DoWhy is a Python library for causal inference that supports explicit modeling and testing of causal assumptions. DoWhy is based on a unified language for causal inference, combining causal graphical models and potential outcomes frameworks.
Pros of DoWhy
- Focuses on causal inference and effect estimation
- Provides a unified framework for causal reasoning
- Supports various causal inference methods and estimators
Cons of DoWhy
- Steeper learning curve for users new to causal inference
- Less emphasis on automated exploratory data analysis
- Requires more manual configuration for analysis tasks
Code Comparison
DoWhy:
import dowhy
from dowhy import CausalModel
model = CausalModel(
data=data,
treatment='treatment_column',
outcome='outcome_column',
graph=causal_graph
)
identified_estimand = model.identify_effect()
estimate = model.estimate_effect(identified_estimand)
Sweetviz:
import sweetviz as sv
report = sv.analyze(dataframe)
report.show_html()
DoWhy is designed for causal inference and requires more setup, including specifying the causal graph and treatment/outcome variables. Sweetviz, on the other hand, focuses on automated exploratory data analysis and generates reports with minimal configuration.
While DoWhy provides powerful tools for causal reasoning, Sweetviz offers quick and easy data visualization and summary statistics. The choice between the two depends on the specific analysis needs and the user's familiarity with causal inference concepts.
Always know what to expect from your data.
Pros of Great Expectations
- More comprehensive data validation and testing capabilities
- Supports multiple data sources (databases, APIs, cloud storage)
- Extensible with custom expectations and plugins
Cons of Great Expectations
- Steeper learning curve and more complex setup
- Requires more code and configuration for basic tasks
- Heavier resource usage for large datasets
Code Comparison
Sweetviz:
import sweetviz as sv
report = sv.analyze(df)
report.show_html()
Great Expectations:
import great_expectations as ge
context = ge.get_context()
suite = context.create_expectation_suite("my_suite")
validator = context.get_validator(
batch_request={"dataset": df},
expectation_suite=suite
)
validator.expect_column_values_to_be_between("column_name", min_value=0, max_value=100)

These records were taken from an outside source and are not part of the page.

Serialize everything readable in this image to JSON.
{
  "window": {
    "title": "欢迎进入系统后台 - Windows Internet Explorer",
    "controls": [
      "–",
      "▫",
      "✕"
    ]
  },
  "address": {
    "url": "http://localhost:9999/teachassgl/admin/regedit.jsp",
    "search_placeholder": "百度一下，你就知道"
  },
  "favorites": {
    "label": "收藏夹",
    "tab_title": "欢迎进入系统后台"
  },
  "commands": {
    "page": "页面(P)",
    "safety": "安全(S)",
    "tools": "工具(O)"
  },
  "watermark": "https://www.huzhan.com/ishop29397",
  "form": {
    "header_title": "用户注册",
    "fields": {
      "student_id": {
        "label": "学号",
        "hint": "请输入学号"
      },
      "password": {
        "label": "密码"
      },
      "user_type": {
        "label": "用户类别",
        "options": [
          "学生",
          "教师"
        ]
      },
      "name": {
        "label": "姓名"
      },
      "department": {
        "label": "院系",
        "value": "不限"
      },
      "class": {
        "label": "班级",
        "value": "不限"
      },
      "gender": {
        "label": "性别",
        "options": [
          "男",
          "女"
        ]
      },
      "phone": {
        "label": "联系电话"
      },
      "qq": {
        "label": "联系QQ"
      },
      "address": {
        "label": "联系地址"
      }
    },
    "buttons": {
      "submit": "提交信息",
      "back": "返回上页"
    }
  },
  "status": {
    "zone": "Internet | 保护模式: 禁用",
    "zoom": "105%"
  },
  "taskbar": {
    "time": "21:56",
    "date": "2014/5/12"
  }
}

Sweetviz offers a simpler, more streamlined approach for quick data profiling and visualization, while Great Expectations provides a more robust framework for data validation and quality assurance. Sweetviz is better suited for rapid exploratory data analysis, whereas Great Expectations excels in maintaining data quality throughout the data pipeline and in production environments.
An open source python library for automated feature engineering
Pros of Featuretools
- Automated feature engineering capabilities
- Supports complex data transformations and time series analysis
- Integrates well with machine learning workflows
Cons of Featuretools
- Steeper learning curve for beginners
- May require more computational resources for large datasets
- Less focus on data visualization and reporting
Code Comparison
Sweetviz:
import sweetviz as sv
report = sv.analyze(df)
report.show_html()
Featuretools:
import featuretools as ft
feature_matrix, feature_defs = ft.dfs(entityset=es, target_entity="customers")
Summary
Featuretools excels in automated feature engineering and complex data transformations, making it powerful for advanced machine learning tasks. However, it may be more challenging for beginners and resource-intensive. Sweetviz, on the other hand, focuses on quick and easy data analysis and visualization, making it more accessible for rapid insights but less suitable for in-depth feature engineering. The choice between the two depends on the specific needs of the project and the user's expertise level.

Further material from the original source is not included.